On their return to England, Gary continued to be monitored with regular MRI scans, and he enjoyed several months of good results.

Then, in August 2019, they discovered some regrowth and he began six weeks of radiotherapy at the Clatterbridge Cancer Centre in Birkenhead, in the hope of stopping any further growth.

This was the last time radiotherapy could be offered to Gary, as he had reached his lifetime limit of this type of intensive treatment.

Less than a year later, in April 2020, they got the heart-breaking news that a brainstem glioma tumour was growing and this time his treatment options are far more limited, due to the location of the tumour.

Amy said: “An operation would render Gary paralysed from the neck down.

"We already knew that re-radiation therapy wasn't an option either, as it would cause brain necrosis. But our prayers were answered, when we were given the option of chemotherapy. Gary began taking chemo tablets on August 1; he is on a six-month course of five-day cycles.

“One thing I know for sure about Gary is that he is a fighter, the strongest and most determined of all. This is a fight we are taking on together.

"We fight for our beautiful, clever, six-year-old daughter Olive, who loves her daddy so very much. We fight for our family and friends and we fight for other sufferers and their loved ones. We fight for a future where the cure doesn't cause more tumours and damage to healthy brain cells.”

The couple are working with Brain Tumour Research, to raise awareness of the issues facing brain tumour patients and their loved ones.

Last month they were joined by 16 friends from all over the UK, as they took on an 11k Walk of Hope in Chester.

Gary said: “It was an emotional but beautiful day. The sun was shining, our faces were smiling and our collection box was getting heavier by the kilometre from donations we made along the way!

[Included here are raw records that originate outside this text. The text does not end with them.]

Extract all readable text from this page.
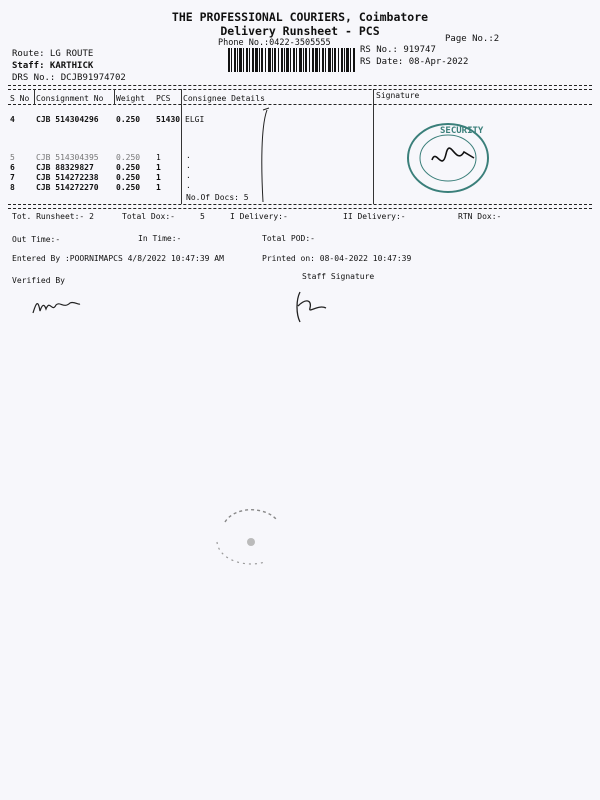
THE PROFESSIONAL COURIERS, Coimbatore
Delivery Runsheet - PCS
Phone No.:0422-3505555	Page No.:2
Route: LG ROUTE
Staff: KARTHICK
DRS No.: DCJB91974702
RS No.: 919747
RS Date: 08-Apr-2022
S No Consignment No Weight PCS Consignee Details	Signature
4	CJB 514304296 0.250 51430 ELGI
5	CJB 514304395 0.250 1	.
6	CJB 88329827	0.250 1	.
7	CJB 514272238 0.250 1	.
8	CJB 514272270 0.250 1	.
No.Of Docs: 5
SECURITY
Tot. Runsheet:- 2	Total Dox:-	5	I Delivery:-	II Delivery:-	RTN Dox:-
Out Time:-	In Time:-	Total POD:-
Entered By :POORNIMAPCS 4/8/2022 10:47:39 AM	Printed on: 08-04-2022 10:47:39
Verified By	Staff Signature
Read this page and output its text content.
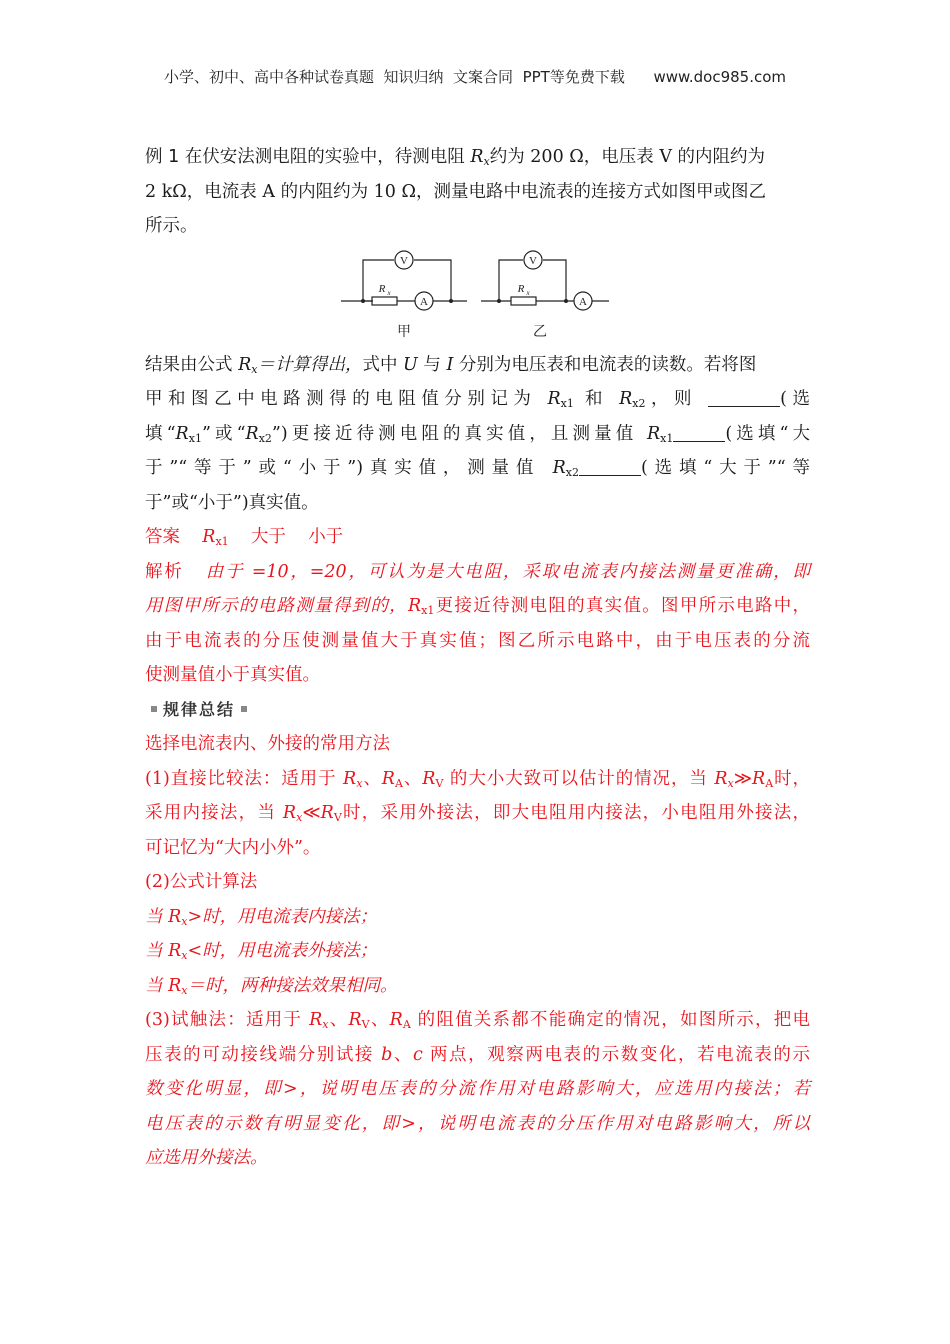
小学、初中、高中各种试卷真题  知识归纳  文案合同  PPT等免费下载      www.doc985.com
例 1 在伏安法测电阻的实验中，待测电阻 $R_x$约为 200 Ω，电压表 V 的内阻约为
2 kΩ，电流表 A 的内阻约为 10 Ω，测量电路中电流表的连接方式如图甲或图乙
所示。
V
A
V
A
R x	R x
甲	乙
结果由公式 $R_x=$计算得出，式中 U 与 I 分别为电压表和电流表的读数。若将图
甲和图乙中电路测得的电阻值分别记为 $R_{x1}$ 和 $R_{x2}$，则	(选
填“$R_{x1}$”或“$R_{x2}$”)更接近待测电阻的真实值，且测量值 $R_{x1}$	(选填“大
于”“等于”或“小于”)真实值，测量值 $R_{x2}$	(选填“大于”“等
于”或“小于”)真实值。
答案 $R_{x1}$ 大于 小于
解析 由于 =10，=20，可认为是大电阻，采取电流表内接法测量更准确，即
用图甲所示的电路测量得到的，$R_{x1}$更接近待测电阻的真实值。图甲所示电路中，
由于电流表的分压使测量值大于真实值；图乙所示电路中，由于电压表的分流
使测量值小于真实值。
规律总结
选择电流表内、外接的常用方法
(1)直接比较法：适用于 $R_x$、$R_A$、$R_V$ 的大小大致可以估计的情况，当 $R_x≫R_A$时，
采用内接法，当 $R_x≪R_V$时，采用外接法，即大电阻用内接法，小电阻用外接法，
可记忆为“大内小外”。
(2)公式计算法
当 $R_x>$时，用电流表内接法；
当 $R_x<$时，用电流表外接法；
当 $R_x=$时，两种接法效果相同。
(3)试触法：适用于 $R_x$、$R_V$、$R_A$ 的阻值关系都不能确定的情况，如图所示，把电
压表的可动接线端分别试接 b、c 两点，观察两电表的示数变化，若电流表的示
数变化明显，即>，说明电压表的分流作用对电路影响大，应选用内接法；若
电压表的示数有明显变化，即>，说明电流表的分压作用对电路影响大，所以
应选用外接法。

"We were so proud to be promoting and supporting the importance of Brain Tumour Research and delighted to have raised £9,000 so far.”

To make a donation to Brain Tumour Research via Gary and Amy’s fundraising page, visit www.justgiving.com/team/hulkswalkofhope

Brain tumours kill more children and adults under the age of 40 than any other cancer yet historically just one per cent of the national spend on cancer research has been allocated to this devastating disease.

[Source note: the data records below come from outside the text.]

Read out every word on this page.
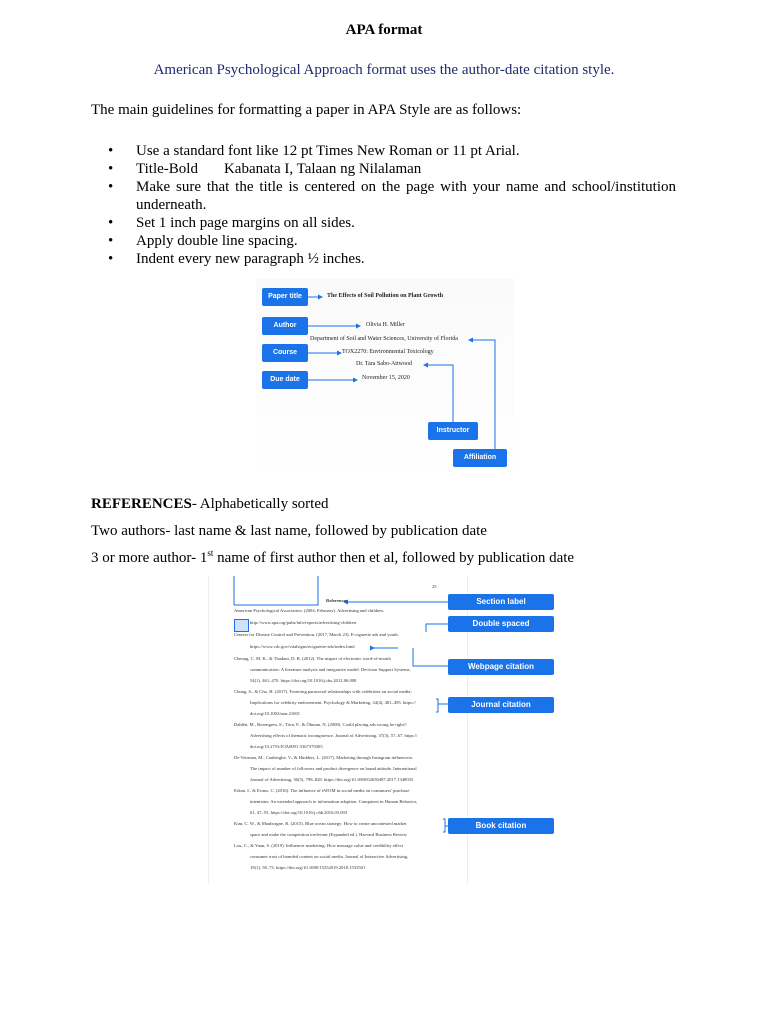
APA format
American Psychological Approach format uses the author-date citation style.
The main guidelines for formatting a paper in APA Style are as follows:
• Use a standard font like 12 pt Times New Roman or 11 pt Arial.
• Title-Bold Kabanata I, Talaan ng Nilalaman
• Make sure that the title is centered on the page with your name and school/institution underneath.
• Set 1 inch page margins on all sides.
• Apply double line spacing.
• Indent every new paragraph ½ inches.
Paper title
Author
Course
Due date
Instructor
Affiliation
The Effects of Soil Pollution on Plant Growth
Olivia H. Miller
Department of Soil and Water Sciences, University of Florida
TOX2270: Environmental Toxicology
Dr. Tara Sabo-Attwood
November 15, 2020
REFERENCES- Alphabetically sorted
Two authors- last name & last name, followed by publication date
3 or more author- 1st name of first author then et al, followed by publication date
25
References
American Psychological Association. (2004, February). Advertising and children.
http://www.apa.org/pubs/info/reports/advertising-children
Centers for Disease Control and Prevention. (2017, March 23). E-cigarette ads and youth.
https://www.cdc.gov/vitalsigns/ecigarette-ads/index.html
Cheung, C. M. K., & Thadani, D. R. (2012). The impact of electronic word-of-mouth
communication: A literature analysis and integrative model. Decision Support Systems,
54(1), 461–470. https://doi.org/10.1016/j.dss.2012.06.008
Chung, S., & Cho, H. (2017). Fostering parasocial relationships with celebrities on social media:
Implications for celebrity endorsement. Psychology & Marketing, 34(4), 481–495. https://
doi.org/10.1002/mar.21001
Dahlén, M., Rosengren, S., Törn, F., & Öhman, N. (2008). Could placing ads wrong be right?:
Advertising effects of thematic incongruence. Journal of Advertising, 37(3), 57–67. https://
doi.org/10.2753/JOA0091-3367370305
De Veirman, M., Cauberghe, V., & Hudders, L. (2017). Marketing through Instagram influencers:
The impact of number of followers and product divergence on brand attitude. International
Journal of Advertising, 36(5), 798–828. https://doi.org/10.1080/02650487.2017.1348035
Erkan, I., & Evans, C. (2016). The influence of eWOM in social media on consumers' purchase
intentions: An extended approach to information adoption. Computers in Human Behavior,
61, 47–55. https://doi.org/10.1016/j.chb.2016.03.003
Kim, C. W., & Mauborgne, R. (2015). Blue ocean strategy: How to create uncontested market
space and make the competition irrelevant (Expanded ed.). Harvard Business Review
Lou, C., & Yuan, S. (2019). Influencer marketing: How message value and credibility affect
consumer trust of branded content on social media. Journal of Interactive Advertising,
19(1), 58–73. https://doi.org/10.1080/15252019.2018.1533501
Section label
Double spaced
Webpage citation
Journal citation
Book citation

Matthew Price, community fundraising manager for Brain Tumour Research, said: “We were so sorry to learn about Gary’s diagnosis and wish him all the best for his ongoing treatment.

"We are incredibly grateful to Gary, Amy and all their friends for their support; not only for their fantastic fundraising but for helping to raise awareness of this awful disease.”

Brain Tumour Research funds sustainable research at dedicated centres in the UK.

It also campaigns for the Government and the larger cancer charities to invest more in research into brain tumours in order to speed up new treatments for patients and, ultimately, to find a cure.

The charity is calling for a national annual spend of £35 million in order to improve survival rates and patient outcomes in line with other cancers such as breast cancer and leukaemia and is also campaigning for greater repurposing of drugs.